Agreed. You never had a clue what it was like to be me. You had it all. Family, friends and watcher. I had fuck all. You had died to save the world. I had let people die. I was seriously fucked up. Barely holding it together. Then in only seconds, it all fell apart.

"I thought I killed someone. It was a set up but for a short time I believed I'd killed a girl."

"How?"

"I was fighting some demons and she just appeared. I reacted to a figure. It was exactly the same as in the alley."

I sit back in my chair. Taking a moment to look at her. Really look at her. I want to remember this. Finally, after all these years I've heard something I never expected. Buffy Summers. The Slayer. The perfect chosen one admits to fucking up. Never thought I'd see the day. She still doesn't get me though. I can tell that she's thinking that those few hours were what I experienced. Not even close Blondie.

"It wasn't the same though. We both made a mistake. I could deal with mine, you couldn't."

Here it is. The I'm Buffy Summers, I'm better than you speech. Wonder if I could break that plastic and grab her before the guards could get a shot off. Holster, safety, aim, trigger. They'd have to move too. These partitions between the booths would give me some cover.

"I had my friends. They stuck by me. You...I know you never believed it and really won't now but you had me. I left you to deal on your own. That's how it was different."

Twice? She's accepted she was wrong twice? She's not blaming me. She's not saying she was better than me. I don't understand. Guess I have to speak.

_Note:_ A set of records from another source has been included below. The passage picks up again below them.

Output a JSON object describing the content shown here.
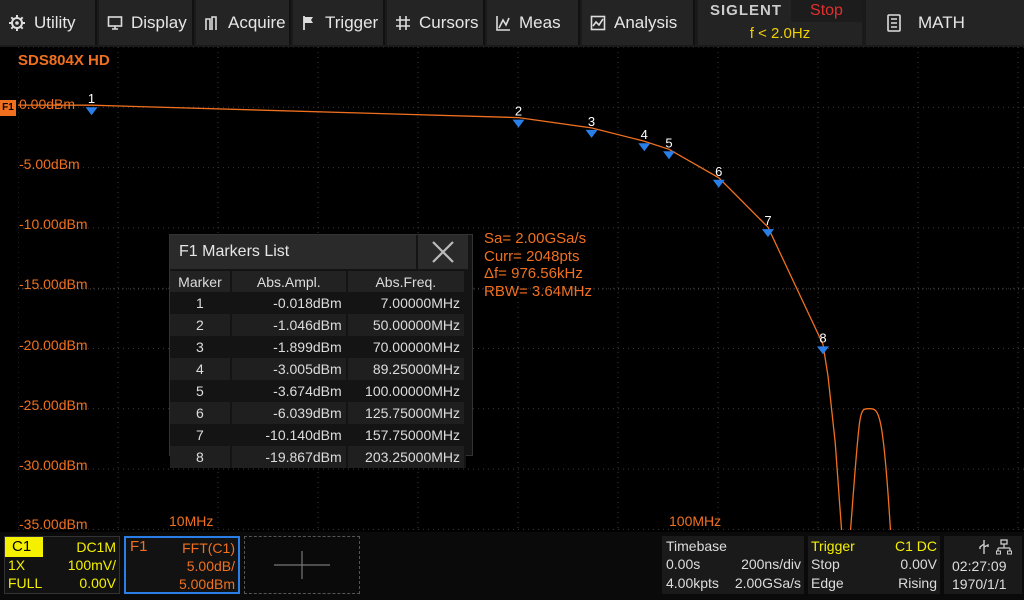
{
  "menu": {
    "utility": "Utility",
    "display": "Display",
    "acquire": "Acquire",
    "trigger": "Trigger",
    "cursors": "Cursors",
    "meas": "Meas",
    "analysis": "Analysis",
    "math": "MATH"
  },
  "brand": {
    "name": "SIGLENT",
    "run_state": "Stop",
    "trigger_freq": "f < 2.0Hz"
  },
  "screen": {
    "model": "SDS804X HD",
    "trace_tag": "F1",
    "y_labels": [
      "0.00dBm",
      "-5.00dBm",
      "-10.00dBm",
      "-15.00dBm",
      "-20.00dBm",
      "-25.00dBm",
      "-30.00dBm",
      "-35.00dBm"
    ],
    "x_labels": [
      "10MHz",
      "100MHz"
    ],
    "marker_ids": [
      "1",
      "2",
      "3",
      "4",
      "5",
      "6",
      "7",
      "8"
    ],
    "trace_color": "#f07020",
    "marker_color": "#2a7ee8"
  },
  "fft_info": {
    "sa": "Sa= 2.00GSa/s",
    "curr": "Curr= 2048pts",
    "df": "Δf= 976.56kHz",
    "rbw": "RBW= 3.64MHz"
  },
  "markers_list": {
    "title": "F1 Markers List",
    "columns": [
      "Marker",
      "Abs.Ampl.",
      "Abs.Freq."
    ],
    "rows": [
      [
        "1",
        "-0.018dBm",
        "7.00000MHz"
      ],
      [
        "2",
        "-1.046dBm",
        "50.00000MHz"
      ],
      [
        "3",
        "-1.899dBm",
        "70.00000MHz"
      ],
      [
        "4",
        "-3.005dBm",
        "89.25000MHz"
      ],
      [
        "5",
        "-3.674dBm",
        "100.00000MHz"
      ],
      [
        "6",
        "-6.039dBm",
        "125.75000MHz"
      ],
      [
        "7",
        "-10.140dBm",
        "157.75000MHz"
      ],
      [
        "8",
        "-19.867dBm",
        "203.25000MHz"
      ]
    ]
  },
  "channel1": {
    "name": "C1",
    "coupling": "DC1M",
    "probe": "1X",
    "scale": "100mV/",
    "bw": "FULL",
    "offset": "0.00V"
  },
  "f1": {
    "name": "F1",
    "func": "FFT(C1)",
    "scale": "5.00dB/",
    "ref": "5.00dBm"
  },
  "timebase": {
    "title": "Timebase",
    "delay": "0.00s",
    "scale": "200ns/div",
    "points": "4.00kpts",
    "rate": "2.00GSa/s"
  },
  "trigger": {
    "title": "Trigger",
    "source": "C1 DC",
    "state": "Stop",
    "level": "0.00V",
    "type": "Edge",
    "slope": "Rising"
  },
  "clock": {
    "time": "02:27:09",
    "date": "1970/1/1"
  }
}
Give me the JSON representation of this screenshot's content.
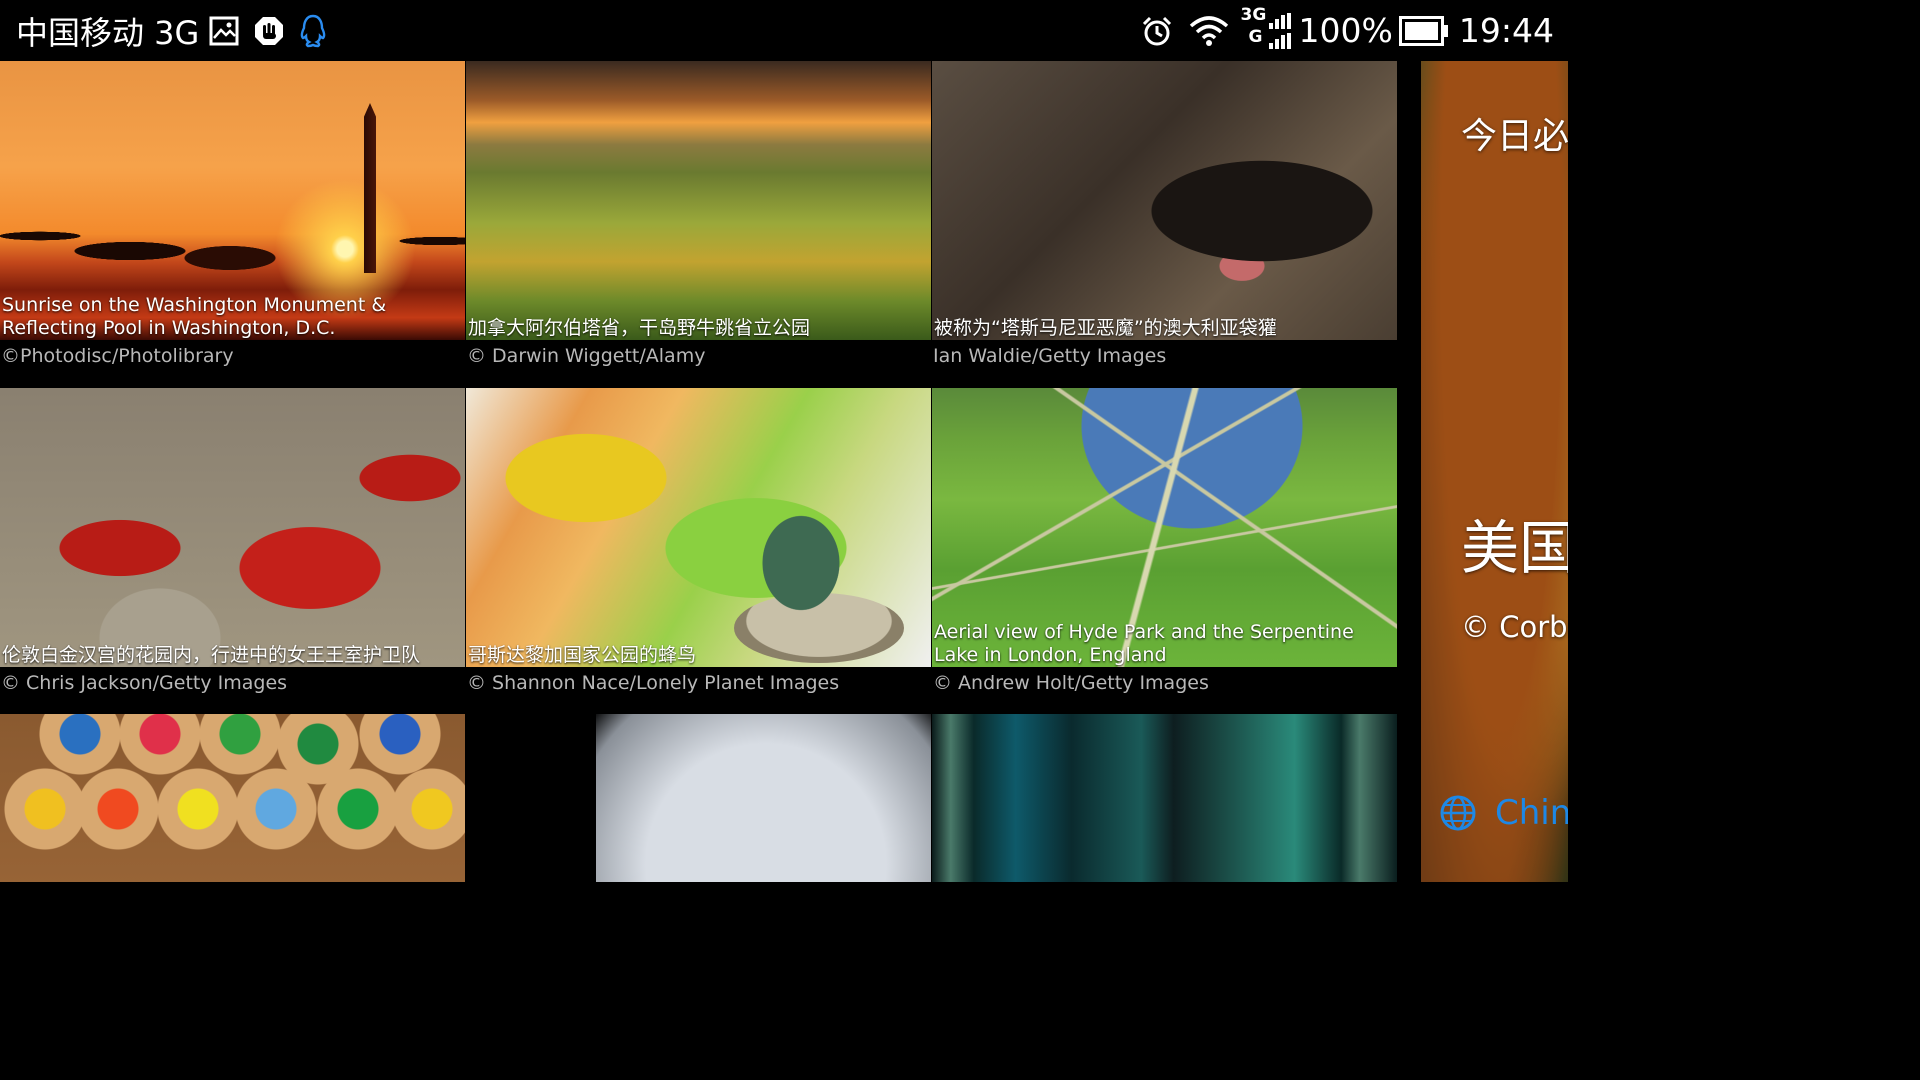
{
  "status_bar": {
    "carrier": "中国移动 3G",
    "network_label": "3G",
    "network_sub": "G",
    "battery": "100%",
    "time": "19:44"
  },
  "gallery": {
    "tiles": [
      {
        "caption": "Sunrise on the Washington Monument & Reflecting Pool in Washington, D.C.",
        "credit": "©Photodisc/Photolibrary"
      },
      {
        "caption": "加拿大阿尔伯塔省，干岛野牛跳省立公园",
        "credit": "© Darwin Wiggett/Alamy"
      },
      {
        "caption": "被称为“塔斯马尼亚恶魔”的澳大利亚袋獾",
        "credit": "Ian Waldie/Getty Images"
      },
      {
        "caption": "伦敦白金汉宫的花园内，行进中的女王王室护卫队",
        "credit": "© Chris Jackson/Getty Images"
      },
      {
        "caption": "哥斯达黎加国家公园的蜂鸟",
        "credit": "© Shannon Nace/Lonely Planet Images"
      },
      {
        "caption": "Aerial view of Hyde Park and the Serpentine Lake in London, England",
        "credit": "© Andrew Holt/Getty Images"
      },
      {
        "caption": "",
        "credit": ""
      },
      {
        "caption": "",
        "credit": ""
      },
      {
        "caption": "",
        "credit": ""
      }
    ]
  },
  "preview": {
    "heading": "今日必应",
    "title": "美国",
    "credit": "© Corbis",
    "region": "China"
  },
  "colors": {
    "background": "#000000",
    "credit_text": "#b8b8b8",
    "accent_blue": "#1e88e5",
    "qq_blue": "#1e88e5"
  }
}
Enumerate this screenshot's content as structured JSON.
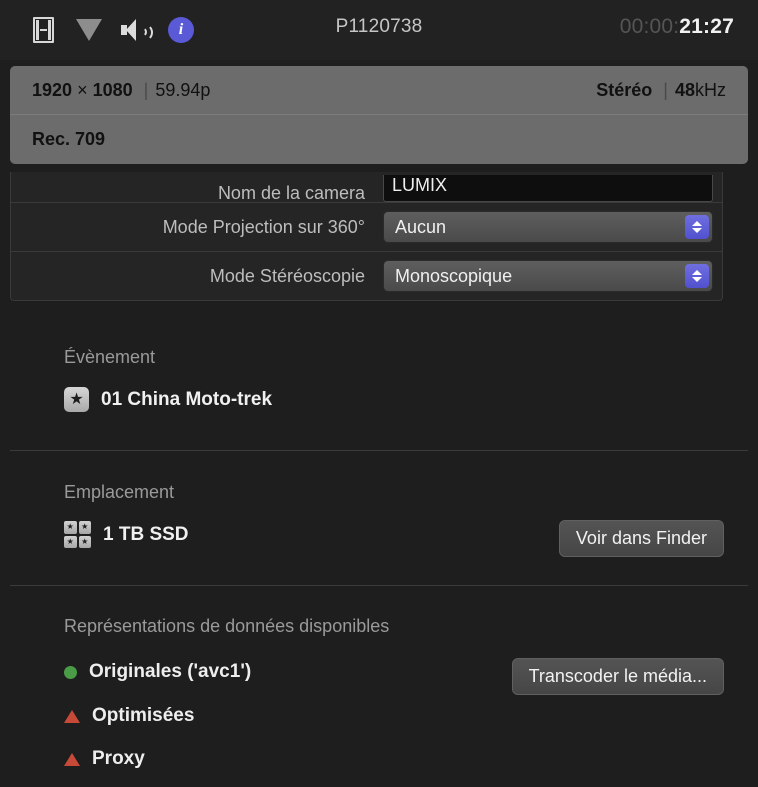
{
  "toolbar": {
    "icons": [
      {
        "name": "film-strip-icon",
        "label": "Film strip"
      },
      {
        "name": "filter-triangle-icon",
        "label": "Filter"
      },
      {
        "name": "speaker-icon",
        "label": "Audio"
      },
      {
        "name": "info-icon",
        "label": "i"
      }
    ],
    "title": "P1120738",
    "timecode_dim": "00:00:",
    "timecode_lit": "21:27"
  },
  "summary": {
    "width": "1920",
    "times": "×",
    "height": "1080",
    "divider": "|",
    "framerate": "59.94p",
    "audio_channels": "Stéréo",
    "audio_divider": "|",
    "audio_rate_value": "48",
    "audio_rate_unit": "kHz",
    "colorspace": "Rec. 709"
  },
  "properties": [
    {
      "label": "Nom de la camera",
      "type": "text",
      "value": "LUMIX",
      "clipped": true
    },
    {
      "label": "Mode Projection sur 360°",
      "type": "popup",
      "value": "Aucun",
      "clipped": false
    },
    {
      "label": "Mode Stéréoscopie",
      "type": "popup",
      "value": "Monoscopique",
      "clipped": false
    }
  ],
  "event": {
    "section_title": "Évènement",
    "icon": "star-icon",
    "star_glyph": "★",
    "name": "01 China Moto-trek"
  },
  "location": {
    "section_title": "Emplacement",
    "icon": "drive-icon",
    "star_glyph": "★",
    "volume": "1 TB SSD",
    "button_label": "Voir dans Finder"
  },
  "representations": {
    "section_title": "Représentations de données disponibles",
    "button_label": "Transcoder le média...",
    "items": [
      {
        "status": "available",
        "icon": "green-dot-icon",
        "label": "Originales ('avc1')"
      },
      {
        "status": "missing",
        "icon": "red-triangle-icon",
        "label": "Optimisées"
      },
      {
        "status": "missing",
        "icon": "red-triangle-icon",
        "label": "Proxy"
      }
    ]
  },
  "colors": {
    "background": "#1e1e1e",
    "toolbar": "#222222",
    "summary_panel": "#6c6c6c",
    "accent_blue": "#5a5ad6",
    "status_green": "#4a9c46",
    "status_red": "#c74a39",
    "divider": "#3b3b3b"
  }
}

"You only just realised that?"

"Yes."

"You come here to tell me sorry? Done it. You don't get it Buffy. You never will."

"Tell me."

"Tell you? You want to know? You want to get inside my head? Want to have an answer for all those questions you've got? Want me to make it all right in your world? Not going to happen."

"I don't expect you to give me the answers. I never did. Just talk to me. That's all I ever wanted."

"Fine. You want to hear it Buffy? Here it is. You made me feel like I was worthless. You destroyed me. I killed a guy. Nobody else. Me. I was the one with the stake. I was the one with the blood on my hands. That's literally, not figuratively. Right then I needed you. I needed you more then than at any other time. You couldn't change it but I just needed someone to I don't know. I didn't need you to leave me. That's what you did. You left me. I had to deal on my own. No family. No friends. No watcher. Just me and my mind. Guess what Buffy? That can fuck you up more than you can imagine. I just wanted you to say you'd stand by me. To say that we would get through it. That you cared about me just a fraction as much as I did for you. You never did. You told me to go to prison. Not until after you'd tried to kill me though. You fucked me over more than anyone else in my life. No amount of I'm sorry will change that."

She did. She was the one who had all the power. Her decision was the vital factor. It would either save me or condemn me. She chose the latter.

I look at her one last time. I know that when I walk away I'll never see her again. Never speak to her again. There's a part of me that is terrified at that thought. That wants me to say or do anything to make sure it never comes to pass. It won't win.

I meet her eyes and I see only pain. A pain I put there. I'm glad. I follow the path of a single tear as it slides down her cheek. Watch as it falls onto the desk. Then I hang up the phone and walk away. Maybe now she knows how I felt.